Evelinde Trenkner und Sontraud Speidel, die mit sehr viel Beifall bedacht wurden, spielten dabei virtuos, brillant, mit viel Verve und Esprit und höchster Konzentration und großem Einfühlungsvermögen. Zwei höchst verschiedene Temperamente, spielt Speidel doch „aus dem Kopf“ und Trenkner „aus dem Körper“, beide jedoch aus tiefster Seele- harmonisch, hinreißend. Mit exzellenter Technik bewältigten sie die vielen Probleme der Partitur, differenziert in Ausdruck und Dynamik.
Es folgten Xaver Scharwenkas (1850-1924) Scherzo für Klavier G-Dur op.4 (1872) und Variationen für Klavier d-moll op.48 (1879), geboten von Alexander Markovich.
Scharwenkas Universalität machte ihn zu einer der erfolgreichsten Künstlerpersönlichkeiten des ausgehenden 19.Jahrhunderts. Über sein Klavierspiel urteilte Eduard Hanslick 1880, er sei ein ganz ausgezeichneter Pianist, blendend ohne Scharlatanerie. Insgesamt verblieb Scharwenka als Komponist in der konservativen Mendelssohn-Schumann-Nachfolge, wenngleich ihm in seinen vier Klavierkonzerten auf der Basis konventioneller Formmodelle neue, äußerst effektvolle Lösungen von stupender Virtuosität gelangen.
Alexander Markovich, der mit Feuer, Leidenschaft und Hingabe spielte und dem auch die leisen und langsamen Passagen glückten, zählt zu den herausragenden Pianisten, der mit Spitzenorchestern gespielt hat. Vom 5.Mai bis 9.Mai spielte er in Genf mit dem Dirigenten Neeme Järvi und dem Orchesta de la Suisse Romande die Scharwenka Klavierkonzerte Nr.1 und 4 für Chandos auf CD ein.
Hermann Boie moderierte das anspruchsvolle, aber auch abwechslungsreiche Konzert mit zeitgeschichtlichen Hintergründen und Zusammenhängen kenntnisreich, engagiert und humorvoll.
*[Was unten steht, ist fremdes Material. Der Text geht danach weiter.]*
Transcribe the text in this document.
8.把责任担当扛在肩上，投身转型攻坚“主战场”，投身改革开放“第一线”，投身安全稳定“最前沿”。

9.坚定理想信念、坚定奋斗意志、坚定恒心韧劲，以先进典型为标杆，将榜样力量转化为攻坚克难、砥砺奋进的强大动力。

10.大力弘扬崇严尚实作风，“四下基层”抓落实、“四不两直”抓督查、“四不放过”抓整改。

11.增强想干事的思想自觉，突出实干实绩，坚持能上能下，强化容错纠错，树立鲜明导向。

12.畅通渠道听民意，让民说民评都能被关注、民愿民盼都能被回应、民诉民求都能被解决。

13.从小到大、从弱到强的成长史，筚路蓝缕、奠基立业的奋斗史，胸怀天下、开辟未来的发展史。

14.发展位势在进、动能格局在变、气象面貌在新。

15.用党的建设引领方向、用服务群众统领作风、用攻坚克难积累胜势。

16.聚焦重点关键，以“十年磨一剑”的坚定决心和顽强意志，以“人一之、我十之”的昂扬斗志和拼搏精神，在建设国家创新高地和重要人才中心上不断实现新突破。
Der ehemalige schleswig-holsteinische Ministerpräsident Björn Engholm hatte am Anfang anlässlich des 25jährigen Bestehens der Scharwenka-Gesellschaft die Verdienste Evelinde Trenkners und Hermann Boies gewürdigt. Sie gereichten der Hansestadt Lübeck zur Ehre.
Alexander Markovich erhielt schließlich sehr viel Beifall, für den er sich mit drei reizvollen Zugaben bedankte, die er ausdrucks- und kraftvoll, monumental, mit großer Vitalität und viel Elan präsentierte.
Nach dem Konzert fand der „Treffpunkt Foyer“ für Publikum und Mitwirkende bei Getränken und zu Gesprächen statt.